İSTANBUL - Dönemin Başbakanı Ahmet Davuoğlu'na "hakaret etmekten” yargılanan HDP Eş Genel Başkanı Selahattin Demirtaş, "10 yıllık parlamenter, 20 yıllık avukat ve 20 yıllık sanığım" dedi. Demirtaş'ın SEGBİS'ten ayrıldığı sırada salondaki izleyiciler, "Direne direne kazanacağız" sloganları attı.
Edirne F Tipi Kapalı Cezaevi'nde tutuklu bulunan HDP Eş Genel Başkanı Selahattin Demirtaş'ın dönemin Başbakanı Ahmet Davuoğlu'na "hakaret etmek" suçlamasıyla yargılandığı davanın duruşması Çağlayan'da bulunan İstanbul 47. Asliye Ceza Mahkemesi’nde görüldü. Duruşmayı, Meclis Başkanvekili ve HDP İstanbul Milletvekili Pervin Buldan, Halkların Demokratik Kongresi (HDK) Eşsözcüsü Gülistan Kılıç Koçyiğit, sanatçı Ferhat Tunç ve çok sayıda kişi izledi.
Demirtaş'ın SEGBİS ile katıldığı duruşmada, onlarca Özgürlükçü Hukukçular Platformu (ÖHP) üyesi ve HDP'nin avukatı duruşmada hazır bulundu. Davutoğlu'nun avukatları da duruşmaya katıldı.
Duruşma salonunun küçük olmasından kaynaklı çok sayıda kişi salon dışında kalırken, adliye önünde de yüzlerce kişi bir araya geldi.
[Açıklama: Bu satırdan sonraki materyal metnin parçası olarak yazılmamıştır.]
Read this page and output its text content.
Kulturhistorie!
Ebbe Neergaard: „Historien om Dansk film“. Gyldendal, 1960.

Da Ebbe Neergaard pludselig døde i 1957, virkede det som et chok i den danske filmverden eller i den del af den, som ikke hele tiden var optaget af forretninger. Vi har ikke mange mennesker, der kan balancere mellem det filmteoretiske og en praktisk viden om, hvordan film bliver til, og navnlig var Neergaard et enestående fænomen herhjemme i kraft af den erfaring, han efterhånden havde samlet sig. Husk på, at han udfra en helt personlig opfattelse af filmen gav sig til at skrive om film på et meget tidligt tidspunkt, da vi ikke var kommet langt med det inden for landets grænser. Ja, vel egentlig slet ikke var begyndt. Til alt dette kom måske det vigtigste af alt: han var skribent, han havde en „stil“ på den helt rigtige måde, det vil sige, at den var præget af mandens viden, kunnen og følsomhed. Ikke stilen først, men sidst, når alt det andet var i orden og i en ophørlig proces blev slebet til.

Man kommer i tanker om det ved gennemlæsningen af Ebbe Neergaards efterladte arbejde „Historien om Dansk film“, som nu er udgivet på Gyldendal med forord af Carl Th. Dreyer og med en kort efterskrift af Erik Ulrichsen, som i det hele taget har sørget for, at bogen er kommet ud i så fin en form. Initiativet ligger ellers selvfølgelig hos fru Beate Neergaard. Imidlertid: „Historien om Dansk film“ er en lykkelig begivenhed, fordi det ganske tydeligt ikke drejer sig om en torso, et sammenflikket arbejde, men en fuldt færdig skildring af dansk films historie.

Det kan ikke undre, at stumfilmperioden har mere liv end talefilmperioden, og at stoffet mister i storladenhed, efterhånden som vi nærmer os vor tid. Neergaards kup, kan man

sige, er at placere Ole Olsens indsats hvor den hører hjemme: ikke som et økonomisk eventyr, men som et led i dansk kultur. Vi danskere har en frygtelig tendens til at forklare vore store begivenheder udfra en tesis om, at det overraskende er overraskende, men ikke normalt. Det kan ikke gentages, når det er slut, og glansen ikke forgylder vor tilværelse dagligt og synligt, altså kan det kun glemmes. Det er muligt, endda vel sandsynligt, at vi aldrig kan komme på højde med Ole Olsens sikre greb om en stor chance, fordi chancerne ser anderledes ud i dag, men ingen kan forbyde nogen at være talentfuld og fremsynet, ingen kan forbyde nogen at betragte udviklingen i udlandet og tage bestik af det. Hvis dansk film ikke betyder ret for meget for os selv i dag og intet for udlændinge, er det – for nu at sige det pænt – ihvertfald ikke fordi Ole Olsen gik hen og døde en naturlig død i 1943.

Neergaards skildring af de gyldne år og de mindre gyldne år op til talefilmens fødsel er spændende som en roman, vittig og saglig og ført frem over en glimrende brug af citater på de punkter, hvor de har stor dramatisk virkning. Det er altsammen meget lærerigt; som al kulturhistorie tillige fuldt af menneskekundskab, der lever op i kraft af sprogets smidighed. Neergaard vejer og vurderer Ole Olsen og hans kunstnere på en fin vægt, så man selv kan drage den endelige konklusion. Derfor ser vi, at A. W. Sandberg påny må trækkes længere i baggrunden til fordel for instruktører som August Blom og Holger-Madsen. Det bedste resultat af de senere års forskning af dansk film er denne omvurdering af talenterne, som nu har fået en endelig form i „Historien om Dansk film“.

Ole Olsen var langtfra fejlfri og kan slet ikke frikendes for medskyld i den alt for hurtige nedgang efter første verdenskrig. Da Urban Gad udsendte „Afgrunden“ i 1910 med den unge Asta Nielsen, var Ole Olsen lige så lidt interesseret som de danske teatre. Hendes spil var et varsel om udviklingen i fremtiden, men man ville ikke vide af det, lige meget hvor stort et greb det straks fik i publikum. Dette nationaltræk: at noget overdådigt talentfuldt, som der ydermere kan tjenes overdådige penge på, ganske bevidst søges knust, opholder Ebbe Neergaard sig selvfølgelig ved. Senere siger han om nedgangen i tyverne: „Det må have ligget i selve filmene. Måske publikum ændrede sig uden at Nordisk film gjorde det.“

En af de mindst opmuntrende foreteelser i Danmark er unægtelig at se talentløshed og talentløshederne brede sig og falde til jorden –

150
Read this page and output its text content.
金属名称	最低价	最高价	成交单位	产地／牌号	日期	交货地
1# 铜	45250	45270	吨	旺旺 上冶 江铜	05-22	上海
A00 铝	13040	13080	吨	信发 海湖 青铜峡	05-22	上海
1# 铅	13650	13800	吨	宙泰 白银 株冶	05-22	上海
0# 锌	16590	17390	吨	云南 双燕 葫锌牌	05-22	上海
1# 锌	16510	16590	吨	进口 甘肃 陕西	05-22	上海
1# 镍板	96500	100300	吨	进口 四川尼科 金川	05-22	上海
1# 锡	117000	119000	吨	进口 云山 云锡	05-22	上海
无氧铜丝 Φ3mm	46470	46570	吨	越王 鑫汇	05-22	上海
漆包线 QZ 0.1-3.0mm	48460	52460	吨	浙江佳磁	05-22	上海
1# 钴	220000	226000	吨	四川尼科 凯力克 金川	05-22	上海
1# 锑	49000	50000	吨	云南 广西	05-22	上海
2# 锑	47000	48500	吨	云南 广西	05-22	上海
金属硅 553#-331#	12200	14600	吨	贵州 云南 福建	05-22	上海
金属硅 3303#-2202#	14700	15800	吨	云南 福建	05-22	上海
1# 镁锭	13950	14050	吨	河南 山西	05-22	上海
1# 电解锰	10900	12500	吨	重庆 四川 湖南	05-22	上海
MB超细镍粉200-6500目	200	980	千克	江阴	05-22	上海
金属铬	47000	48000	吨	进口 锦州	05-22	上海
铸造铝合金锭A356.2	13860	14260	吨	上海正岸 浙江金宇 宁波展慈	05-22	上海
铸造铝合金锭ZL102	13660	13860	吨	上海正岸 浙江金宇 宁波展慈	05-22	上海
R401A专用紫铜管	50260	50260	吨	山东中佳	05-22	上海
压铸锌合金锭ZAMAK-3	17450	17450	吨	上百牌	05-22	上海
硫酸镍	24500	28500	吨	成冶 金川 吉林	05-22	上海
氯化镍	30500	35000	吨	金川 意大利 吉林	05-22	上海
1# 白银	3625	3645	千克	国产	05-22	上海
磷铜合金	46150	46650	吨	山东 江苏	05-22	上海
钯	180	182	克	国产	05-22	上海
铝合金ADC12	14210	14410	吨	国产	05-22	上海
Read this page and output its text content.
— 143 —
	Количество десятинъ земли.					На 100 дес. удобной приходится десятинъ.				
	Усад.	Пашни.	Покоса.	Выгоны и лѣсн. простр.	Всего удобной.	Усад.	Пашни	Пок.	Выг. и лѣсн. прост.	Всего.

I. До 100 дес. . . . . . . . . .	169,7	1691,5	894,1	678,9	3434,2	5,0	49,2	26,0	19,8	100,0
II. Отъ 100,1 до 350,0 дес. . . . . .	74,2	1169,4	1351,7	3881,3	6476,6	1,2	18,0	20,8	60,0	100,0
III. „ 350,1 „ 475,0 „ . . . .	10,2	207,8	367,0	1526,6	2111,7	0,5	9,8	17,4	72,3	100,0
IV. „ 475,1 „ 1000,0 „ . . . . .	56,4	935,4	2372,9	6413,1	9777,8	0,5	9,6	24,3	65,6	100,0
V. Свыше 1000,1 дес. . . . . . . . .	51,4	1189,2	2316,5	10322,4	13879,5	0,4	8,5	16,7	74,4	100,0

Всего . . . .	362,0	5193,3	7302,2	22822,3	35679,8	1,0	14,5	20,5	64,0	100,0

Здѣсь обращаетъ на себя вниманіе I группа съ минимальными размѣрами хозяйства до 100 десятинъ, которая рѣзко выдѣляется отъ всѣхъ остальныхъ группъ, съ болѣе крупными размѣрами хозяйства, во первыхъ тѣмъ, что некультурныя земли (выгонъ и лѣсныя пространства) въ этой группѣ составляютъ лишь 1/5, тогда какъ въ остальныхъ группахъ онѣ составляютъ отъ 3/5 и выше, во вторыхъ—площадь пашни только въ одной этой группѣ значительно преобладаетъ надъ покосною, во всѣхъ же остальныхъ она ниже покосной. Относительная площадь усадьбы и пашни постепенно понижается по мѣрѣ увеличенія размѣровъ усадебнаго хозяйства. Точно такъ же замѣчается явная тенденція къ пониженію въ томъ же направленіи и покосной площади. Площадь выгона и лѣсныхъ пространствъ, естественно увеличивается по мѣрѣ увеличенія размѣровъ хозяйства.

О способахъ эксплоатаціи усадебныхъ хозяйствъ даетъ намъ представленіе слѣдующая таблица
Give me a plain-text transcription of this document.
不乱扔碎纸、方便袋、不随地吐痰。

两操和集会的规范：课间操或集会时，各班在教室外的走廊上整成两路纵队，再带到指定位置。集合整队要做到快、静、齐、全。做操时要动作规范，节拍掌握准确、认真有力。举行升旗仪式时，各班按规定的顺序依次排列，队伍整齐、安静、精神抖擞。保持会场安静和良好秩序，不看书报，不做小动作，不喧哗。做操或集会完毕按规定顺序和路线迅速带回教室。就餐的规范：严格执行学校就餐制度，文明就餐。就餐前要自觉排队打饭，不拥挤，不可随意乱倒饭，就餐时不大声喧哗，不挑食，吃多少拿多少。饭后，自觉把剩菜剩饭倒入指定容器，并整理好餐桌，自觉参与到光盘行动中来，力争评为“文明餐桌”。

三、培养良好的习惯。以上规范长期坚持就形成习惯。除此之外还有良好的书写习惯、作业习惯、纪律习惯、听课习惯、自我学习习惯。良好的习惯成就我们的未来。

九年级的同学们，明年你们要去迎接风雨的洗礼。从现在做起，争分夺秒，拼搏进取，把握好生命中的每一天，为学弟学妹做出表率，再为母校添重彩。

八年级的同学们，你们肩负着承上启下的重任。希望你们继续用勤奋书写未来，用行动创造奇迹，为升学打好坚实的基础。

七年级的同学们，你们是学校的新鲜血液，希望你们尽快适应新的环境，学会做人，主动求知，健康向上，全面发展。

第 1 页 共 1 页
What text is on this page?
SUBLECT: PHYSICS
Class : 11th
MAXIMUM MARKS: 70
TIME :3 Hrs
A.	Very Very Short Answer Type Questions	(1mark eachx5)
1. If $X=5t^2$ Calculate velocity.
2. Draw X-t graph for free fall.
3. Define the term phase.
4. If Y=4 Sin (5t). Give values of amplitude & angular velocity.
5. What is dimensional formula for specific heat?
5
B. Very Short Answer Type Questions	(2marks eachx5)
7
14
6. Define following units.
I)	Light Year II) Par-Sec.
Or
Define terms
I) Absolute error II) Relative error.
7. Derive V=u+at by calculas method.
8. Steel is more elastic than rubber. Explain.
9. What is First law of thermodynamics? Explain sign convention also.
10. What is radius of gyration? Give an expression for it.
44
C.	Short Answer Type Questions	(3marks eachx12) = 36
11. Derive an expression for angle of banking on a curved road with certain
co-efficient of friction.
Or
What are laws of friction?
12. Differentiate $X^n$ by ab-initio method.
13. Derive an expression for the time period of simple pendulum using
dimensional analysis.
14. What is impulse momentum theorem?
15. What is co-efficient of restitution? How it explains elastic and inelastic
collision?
Mahkeme başkanı ile izleyiciler arasında fotoğraf çekip çekmeme tartışması yaşandı.
Kimlik tespitiyle başlayan duruşmada, Demirtaş, sabah katıldığı duruşmada olduğu gibi bir kez daha adresini TBMM olarak gösterdi. Mahkeme başkanının "Ev adresinizi bilmiyor musunuz?" şeklinde sorması gülüşmelere neden oldu.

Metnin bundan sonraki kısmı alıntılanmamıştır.